RBI said to be likely stepping into the market to try and limit the rupee's fall
At a Glance
The Indian rupee is under pressure as the Reserve Bank of India (RBI) is reportedly stepping into the foreign exchange market to mitigate its decline against the US dollar. Per the full note from investinglive.com, the USD/INR pair has been climbing, driven by rising oil prices and a deteriorating economic outlook for India. The RBI's interventions, however, have yet to stabilize the rupee, which reflects broader concerns about India's economic resilience amid external shocks. The desk views this as a critical moment for the rupee, particularly as oil prices remain volatile and geopolitical tensions persist.
Key Takeaways
Full Analysis
What the desk is arguing
The desk posits that the RBI's intervention is a necessary but insufficient measure to halt the rupee's depreciation against the dollar. As noted in the source, the USD/INR has recently traded around 94.950, highlighting the ongoing pressure from higher oil prices and geopolitical uncertainties. The RBI's actions are a response to the rupee's decline, which has been exacerbated by the closure of the Strait of Hormuz and the implications for India's crude oil imports.
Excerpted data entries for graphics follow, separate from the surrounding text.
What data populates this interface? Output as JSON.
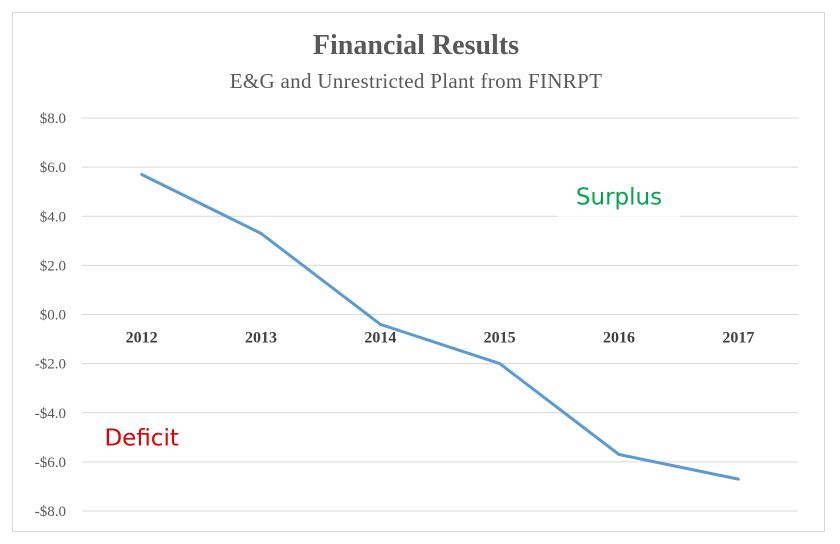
{
  "chart_data": {
    "type": "line",
    "title": "Financial Results",
    "subtitle": "E&G and Unrestricted Plant from FINRPT",
    "categories": [
      "2012",
      "2013",
      "2014",
      "2015",
      "2016",
      "2017"
    ],
    "series": [
      {
        "values": [
          5.7,
          3.3,
          -0.4,
          -2.0,
          -5.7,
          -6.7
        ],
        "color": "#5b9bd5"
      }
    ],
    "ylim": [
      -8,
      8
    ],
    "yticks": [
      8,
      6,
      4,
      2,
      0,
      -2,
      -4,
      -6,
      -8
    ],
    "ytick_labels": [
      "$8.0",
      "$6.0",
      "$4.0",
      "$2.0",
      "$0.0",
      "-$2.0",
      "-$4.0",
      "-$6.0",
      "-$8.0"
    ],
    "xlabel": "",
    "ylabel": "",
    "grid": true,
    "legend": "none",
    "annotations": [
      {
        "text": "Surplus",
        "color": "#00a651",
        "x": "2016",
        "y": 4.8
      },
      {
        "text": "Deficit",
        "color": "#e00000",
        "x": "2012",
        "y": -5.0
      }
    ],
    "gridline_color": "#d9d9d9"
  }
}
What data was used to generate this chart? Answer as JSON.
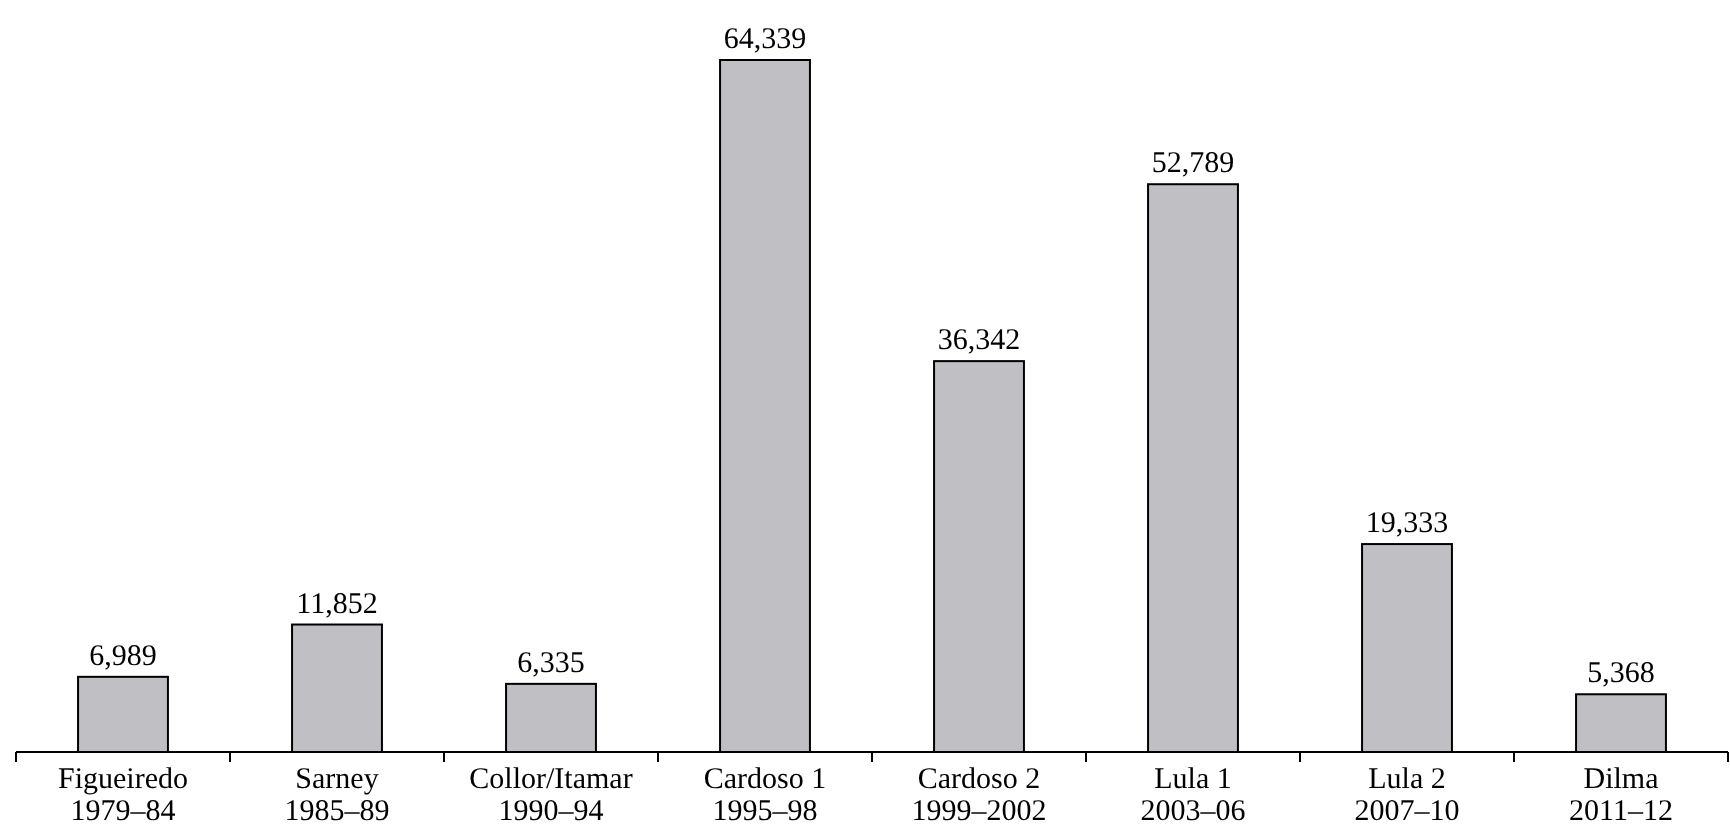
{
  "chart_data": {
    "type": "bar",
    "categories": [
      "Figueiredo\n1979–84",
      "Sarney\n1985–89",
      "Collor/Itamar\n1990–94",
      "Cardoso 1\n1995–98",
      "Cardoso 2\n1999–2002",
      "Lula 1\n2003–06",
      "Lula 2\n2007–10",
      "Dilma\n2011–12"
    ],
    "values": [
      6989,
      11852,
      6335,
      64339,
      36342,
      52789,
      19333,
      5368
    ],
    "color": "#c0c0c4",
    "data_labels": true,
    "value_labels": [
      "6,989",
      "11,852",
      "6,335",
      "64,339",
      "36,342",
      "52,789",
      "19,333",
      "5,368"
    ]
  }
}
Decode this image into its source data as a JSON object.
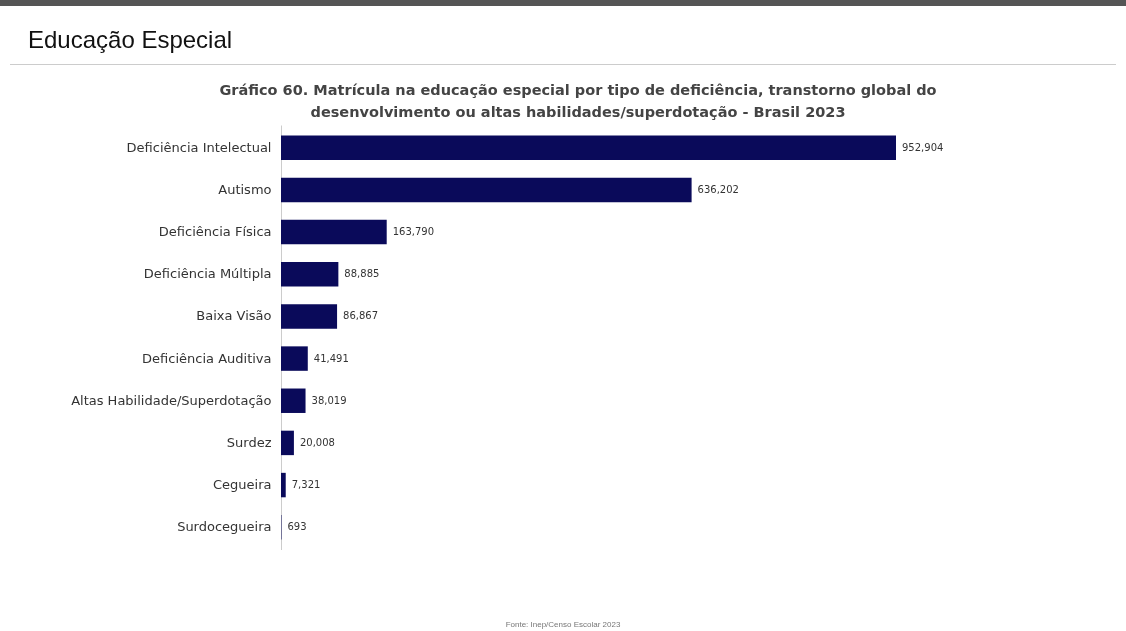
{
  "chart_data": {
    "type": "bar",
    "orientation": "horizontal",
    "title": "Educação Especial",
    "subtitle": "Gráfico 60. Matrícula na educação especial por tipo de deficiência, transtorno global do desenvolvimento ou altas habilidades/superdotação - Brasil 2023",
    "categories": [
      "Deficiência Intelectual",
      "Autismo",
      "Deficiência Física",
      "Deficiência Múltipla",
      "Baixa Visão",
      "Deficiência Auditiva",
      "Altas Habilidade/Superdotação",
      "Surdez",
      "Cegueira",
      "Surdocegueira"
    ],
    "values": [
      952904,
      636202,
      163790,
      88885,
      86867,
      41491,
      38019,
      20008,
      7321,
      693
    ],
    "value_labels": [
      "952,904",
      "636,202",
      "163,790",
      "88,885",
      "86,867",
      "41,491",
      "38,019",
      "20,008",
      "7,321",
      "693"
    ],
    "color": "#0a0a5a",
    "annotations": [
      "Fonte: Inep/Censo Escolar 2023"
    ]
  }
}
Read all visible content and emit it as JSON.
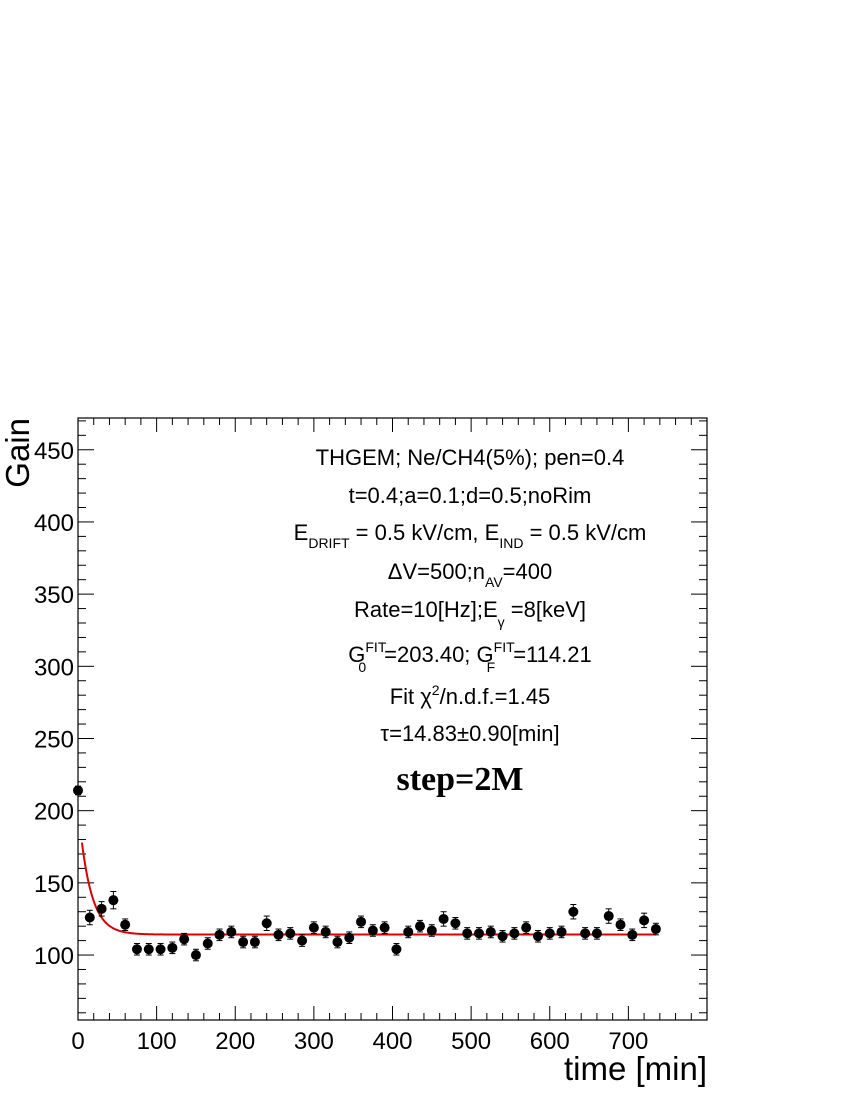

Supporting this view, the rupee has shown a consistent downward trajectory since early April, following a brief recovery. The desk emphasizes that the RBI's intervention is crucial, yet the market remains skeptical, as the USD/INR continues to find support at elevated levels despite these efforts. This suggests that traders are pricing in further challenges for the rupee as oil prices remain a significant concern.
Where it sits in our coverage
Our consensus target for USD/INR is 1.075, with a range of 1.04 to 1.12. Key firms contributing to this consensus include: - jpmorgan: 1.10 (Mar26) - bofa: 1.04 (Mar26) - goldmansachs: 1.12 (Mar26)
This view aligns with jpmorgan, which sees potential upside for the rupee but acknowledges the risks posed by external factors. The desk's outlook is positioned towards the upper bound of the consensus range, reflecting a more cautious stance on the rupee's recovery prospects.
How other firms see it
Firms aligned with the desk's view include jpmorgan and goldmansachs, both of which anticipate further volatility in the USD/INR pair due to external pressures. Conversely, bofa holds a more bearish outlook, suggesting a stronger dollar could push the rupee lower.
Market participants should also keep an eye on related currency pairs such as EUR/INR and the broader implications of global oil prices on emerging market currencies. The trajectory of USD/JPY may also provide insights into how the dollar's strength could impact the rupee's performance.
Market Implications
Traders should monitor the USD/INR level around 94.950 for potential breakouts or reversals, particularly in light of ongoing oil price fluctuations. The market's reaction to RBI interventions will be critical in shaping the rupee's trajectory in the coming weeks.
From the original
Reuters is noting that the Indian central bank is likely intervening in the FX market to limit the rupee's drop today, citing three traders on the matter. USD/INR continues to scale higher to start the week, as a renewed jump in oil prices is weighing heavily on the rupee amid a
Related speeches
4 itemsFX Daily: US holiday offers Japan intervention window
The desk interprets recent commentary as indicating that the current USD/JPY level presents a unique opportunity for Japanese authorities to intervene in foreign exchange markets, particularly given it coincides with a US holiday that typically witnesses lower liquidity. The strength of the dollar, bolstered by hawkish sentiments post-Federal Reserve, continues to keep USD/JPY well bid, which raises the stakes for a potential intervention by the Bank of Japan. Per the full note from ing-think, today's lower liquidity may provide the necessary window for intervention as USD/JPY already trades above its 2024 highs, allowing speculators to push levels if left unchecked. Market sentiment is currently leaning toward a priced expectation of two Fed rate hikes by year-end, which could further heighten volatility in the FX landscape.
Latest yen intervention starting to develop a bit of a pattern
The desk believes that the recent interventions by the Bank of Japan (BOJ) indicate a growing pattern of resistance against a weakening yen, particularly as USD/JPY approaches critical levels. Per the full note [source], the Ministry of Finance (MOF) appears to be actively managing the currency, with recent interventions reportedly costing around $35 billion. This aligns with our view that the yen's fundamental backdrop remains overwhelmingly negative, complicating the MOF's efforts to stabilize the currency. With the current consensus target for USD/JPY at 1.075, traders should remain vigilant as the market navigates these interventions.